Who seizes control of an exchange, not cedes it.
Who turns up her game at Grand Slam time.
Except at the French Open, the lone major tournament she's won only once and where she's now gone seven years without even reaching the semifinals.
The No. 1-ranked Williams dropped 17 consecutive points during one stretch, climbed all the way back to within a point of victory, then faded late and lost to No. 7 Samantha Stosur of Australia, 6-2, 6-7 (2), 8-6, on Wednesday in the Roland Garros quarterfinals.
"Had I played better for two minutes, maybe the result could have been different. But it didn't work out," said Williams, who missed a forehand by an inch or so when she held a match point at 5-4 in the final set. "Just wasn't playing well today. Last year, I choked. I guess it's a redundant story with me."
The upset was Stosur's second in a row - she eliminated four-time champion Justine Henin in the fourth round - and came a day after men's No. 1 and defending champion Roger Federer was stunned by Robin Soderling.
"It's not over yet," said Stosur, a tour-best 19-2 on clay this season. "I want to definitely try and keep going."
In keeping with the run of surprises at this French Open, No. 22 Jurgen Melzer of Austria came back to beat No. 3 Novak Djokovic, 3-6, 2-6, 6-2, 7-6 (3), 6-4, in the last men's quarterfinal.
Melzer, at 29 the oldest man left, never before won a match after losing the first two sets - and never made it beyond the third round at any Grand Slam tournament in 31 previous tries.
His reward?
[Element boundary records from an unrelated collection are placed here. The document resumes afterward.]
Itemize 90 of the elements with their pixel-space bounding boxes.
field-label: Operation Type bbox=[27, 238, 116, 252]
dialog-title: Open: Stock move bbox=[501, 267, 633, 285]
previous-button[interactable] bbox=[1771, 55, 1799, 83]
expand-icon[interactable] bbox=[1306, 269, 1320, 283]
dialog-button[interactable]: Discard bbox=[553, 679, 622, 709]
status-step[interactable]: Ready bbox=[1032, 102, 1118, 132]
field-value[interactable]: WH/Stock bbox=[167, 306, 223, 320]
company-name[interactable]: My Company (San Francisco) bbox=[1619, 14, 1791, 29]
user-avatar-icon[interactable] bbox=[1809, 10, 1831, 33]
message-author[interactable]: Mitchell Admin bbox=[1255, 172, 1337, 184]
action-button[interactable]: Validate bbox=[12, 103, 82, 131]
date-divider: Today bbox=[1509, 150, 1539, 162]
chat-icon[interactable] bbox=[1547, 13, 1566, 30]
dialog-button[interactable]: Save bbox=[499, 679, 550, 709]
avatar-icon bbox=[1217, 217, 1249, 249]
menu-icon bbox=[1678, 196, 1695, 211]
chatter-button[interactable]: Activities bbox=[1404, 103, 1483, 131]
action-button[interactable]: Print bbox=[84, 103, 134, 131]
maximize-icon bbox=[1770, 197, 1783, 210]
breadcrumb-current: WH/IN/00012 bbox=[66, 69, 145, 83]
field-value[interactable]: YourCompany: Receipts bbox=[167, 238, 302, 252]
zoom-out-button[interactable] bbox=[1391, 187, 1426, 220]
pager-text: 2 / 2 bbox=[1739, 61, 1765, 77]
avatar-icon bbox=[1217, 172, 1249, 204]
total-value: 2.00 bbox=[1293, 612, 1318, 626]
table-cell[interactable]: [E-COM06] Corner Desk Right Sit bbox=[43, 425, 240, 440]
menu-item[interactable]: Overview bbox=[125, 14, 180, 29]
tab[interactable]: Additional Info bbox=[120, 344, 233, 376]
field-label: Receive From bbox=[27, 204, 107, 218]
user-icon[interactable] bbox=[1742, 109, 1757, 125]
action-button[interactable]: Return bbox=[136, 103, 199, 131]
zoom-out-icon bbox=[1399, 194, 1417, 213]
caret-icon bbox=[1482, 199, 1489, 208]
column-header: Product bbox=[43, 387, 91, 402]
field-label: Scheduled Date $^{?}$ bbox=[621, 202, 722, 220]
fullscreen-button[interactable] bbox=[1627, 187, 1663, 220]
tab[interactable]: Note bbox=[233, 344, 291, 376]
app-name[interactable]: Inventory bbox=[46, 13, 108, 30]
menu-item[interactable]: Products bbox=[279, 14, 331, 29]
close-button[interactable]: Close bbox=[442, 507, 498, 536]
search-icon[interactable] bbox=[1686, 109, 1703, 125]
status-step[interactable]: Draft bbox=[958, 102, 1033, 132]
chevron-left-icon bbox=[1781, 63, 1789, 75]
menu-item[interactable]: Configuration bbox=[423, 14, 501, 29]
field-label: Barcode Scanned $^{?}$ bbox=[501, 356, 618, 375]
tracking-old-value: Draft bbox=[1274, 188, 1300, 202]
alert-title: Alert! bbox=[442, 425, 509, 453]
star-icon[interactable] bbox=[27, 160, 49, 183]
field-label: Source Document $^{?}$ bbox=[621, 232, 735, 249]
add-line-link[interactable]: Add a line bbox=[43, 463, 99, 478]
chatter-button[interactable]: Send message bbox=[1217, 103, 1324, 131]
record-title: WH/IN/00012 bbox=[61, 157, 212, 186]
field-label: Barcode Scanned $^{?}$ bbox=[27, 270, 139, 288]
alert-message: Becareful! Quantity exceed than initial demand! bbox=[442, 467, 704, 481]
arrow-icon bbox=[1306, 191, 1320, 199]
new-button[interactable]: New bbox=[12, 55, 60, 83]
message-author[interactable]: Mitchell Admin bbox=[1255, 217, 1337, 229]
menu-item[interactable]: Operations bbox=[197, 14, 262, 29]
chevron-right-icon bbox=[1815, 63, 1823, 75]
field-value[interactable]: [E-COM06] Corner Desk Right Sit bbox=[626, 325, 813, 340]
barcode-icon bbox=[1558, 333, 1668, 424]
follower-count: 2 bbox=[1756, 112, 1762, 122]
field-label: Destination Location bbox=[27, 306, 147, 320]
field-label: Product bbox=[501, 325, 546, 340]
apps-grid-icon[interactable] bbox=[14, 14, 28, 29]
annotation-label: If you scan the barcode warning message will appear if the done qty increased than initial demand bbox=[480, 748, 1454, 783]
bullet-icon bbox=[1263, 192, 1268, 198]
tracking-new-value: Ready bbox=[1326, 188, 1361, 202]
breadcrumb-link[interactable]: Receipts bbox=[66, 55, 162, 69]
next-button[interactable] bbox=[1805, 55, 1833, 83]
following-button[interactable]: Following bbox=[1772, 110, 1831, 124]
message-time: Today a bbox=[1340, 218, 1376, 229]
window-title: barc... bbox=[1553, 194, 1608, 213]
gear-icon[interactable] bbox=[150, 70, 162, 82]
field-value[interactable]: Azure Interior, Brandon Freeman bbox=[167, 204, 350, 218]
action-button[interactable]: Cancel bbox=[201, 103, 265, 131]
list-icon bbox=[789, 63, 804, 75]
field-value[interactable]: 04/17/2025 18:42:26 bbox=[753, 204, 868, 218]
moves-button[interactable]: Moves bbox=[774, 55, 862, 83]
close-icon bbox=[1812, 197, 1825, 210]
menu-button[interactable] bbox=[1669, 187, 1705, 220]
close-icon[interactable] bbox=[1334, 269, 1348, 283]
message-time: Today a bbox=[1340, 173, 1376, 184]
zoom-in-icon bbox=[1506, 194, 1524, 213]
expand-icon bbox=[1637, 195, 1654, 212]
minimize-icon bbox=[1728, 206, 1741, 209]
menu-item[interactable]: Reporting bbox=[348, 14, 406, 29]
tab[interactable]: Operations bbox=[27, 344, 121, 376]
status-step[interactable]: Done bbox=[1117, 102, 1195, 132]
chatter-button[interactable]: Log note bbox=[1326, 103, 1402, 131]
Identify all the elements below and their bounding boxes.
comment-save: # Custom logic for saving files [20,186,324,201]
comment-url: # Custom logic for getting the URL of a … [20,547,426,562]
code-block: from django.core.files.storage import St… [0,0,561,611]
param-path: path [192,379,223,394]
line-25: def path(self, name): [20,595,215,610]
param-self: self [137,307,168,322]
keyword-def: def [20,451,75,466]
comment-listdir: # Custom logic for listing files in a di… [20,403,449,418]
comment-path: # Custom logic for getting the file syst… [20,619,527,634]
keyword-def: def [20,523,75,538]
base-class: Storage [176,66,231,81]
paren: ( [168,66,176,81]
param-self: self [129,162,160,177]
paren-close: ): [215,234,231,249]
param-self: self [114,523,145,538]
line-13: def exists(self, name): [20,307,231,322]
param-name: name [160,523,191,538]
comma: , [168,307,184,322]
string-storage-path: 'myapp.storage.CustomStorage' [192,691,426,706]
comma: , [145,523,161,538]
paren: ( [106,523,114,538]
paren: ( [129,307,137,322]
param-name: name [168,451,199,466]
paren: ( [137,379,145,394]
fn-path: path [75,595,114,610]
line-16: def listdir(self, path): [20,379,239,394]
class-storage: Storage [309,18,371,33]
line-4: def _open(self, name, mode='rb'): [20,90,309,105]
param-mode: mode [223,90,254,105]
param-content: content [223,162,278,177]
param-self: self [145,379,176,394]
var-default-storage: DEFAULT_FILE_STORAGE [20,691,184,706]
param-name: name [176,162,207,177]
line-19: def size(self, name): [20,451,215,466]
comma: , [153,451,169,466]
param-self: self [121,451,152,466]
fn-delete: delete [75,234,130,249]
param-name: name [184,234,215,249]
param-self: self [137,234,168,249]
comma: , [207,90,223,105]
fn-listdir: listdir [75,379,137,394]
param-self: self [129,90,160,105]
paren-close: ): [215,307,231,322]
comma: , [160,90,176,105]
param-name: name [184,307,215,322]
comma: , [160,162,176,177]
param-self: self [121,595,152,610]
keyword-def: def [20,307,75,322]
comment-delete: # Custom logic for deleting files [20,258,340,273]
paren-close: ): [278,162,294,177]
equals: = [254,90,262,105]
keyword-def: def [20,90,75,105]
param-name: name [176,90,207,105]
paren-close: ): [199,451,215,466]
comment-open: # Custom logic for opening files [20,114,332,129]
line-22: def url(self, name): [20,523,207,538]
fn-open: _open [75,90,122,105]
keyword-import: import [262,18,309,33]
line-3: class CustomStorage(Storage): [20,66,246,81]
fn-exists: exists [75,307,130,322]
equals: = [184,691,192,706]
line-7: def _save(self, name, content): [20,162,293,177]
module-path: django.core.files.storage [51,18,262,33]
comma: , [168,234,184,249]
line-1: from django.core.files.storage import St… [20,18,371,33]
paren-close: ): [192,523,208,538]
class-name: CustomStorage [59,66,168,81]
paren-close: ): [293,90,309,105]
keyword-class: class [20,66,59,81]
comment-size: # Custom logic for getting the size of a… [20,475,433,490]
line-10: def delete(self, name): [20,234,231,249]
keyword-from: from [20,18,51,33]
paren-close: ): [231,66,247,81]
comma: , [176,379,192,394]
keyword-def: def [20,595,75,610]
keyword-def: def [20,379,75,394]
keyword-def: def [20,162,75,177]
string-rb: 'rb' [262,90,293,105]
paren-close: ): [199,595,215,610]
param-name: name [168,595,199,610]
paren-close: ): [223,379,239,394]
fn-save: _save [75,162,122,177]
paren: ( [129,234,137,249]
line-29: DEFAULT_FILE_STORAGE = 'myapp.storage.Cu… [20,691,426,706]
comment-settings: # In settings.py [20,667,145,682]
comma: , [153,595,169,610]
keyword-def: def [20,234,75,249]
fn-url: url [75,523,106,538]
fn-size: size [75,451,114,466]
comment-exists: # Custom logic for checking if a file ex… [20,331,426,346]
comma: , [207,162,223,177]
A semifinal Friday against four-time champion Rafael Nadal, who eliminated No. 19 Nicolas Almagro, 7-6 (2), 7-6 (3), 6-4.
Nadal, who lost to Soderling in last year's fourth round, extended his winning streak on clay to 20 matches.
In one women's semifinal Thursday, Stosur will play No. 4 Jelena Jankovic, who got past unseeded Yaroslava Shvedova of Kazakhstan, 7-5, 6-4. No. 5 Elena Dementieva will face No. 17 Francesca Schiavone in the other.
Williams never hid her frustrations against Stosur, who wore her usual white baseball cap and red-rimmed wraparound shades as the sun returned after several days of clouds and rain. Williams admonished herself aloud, sometimes muttering, sometimes screaming.
"I definitely was nowhere near my best today," Williams said, then added: "But she played really well."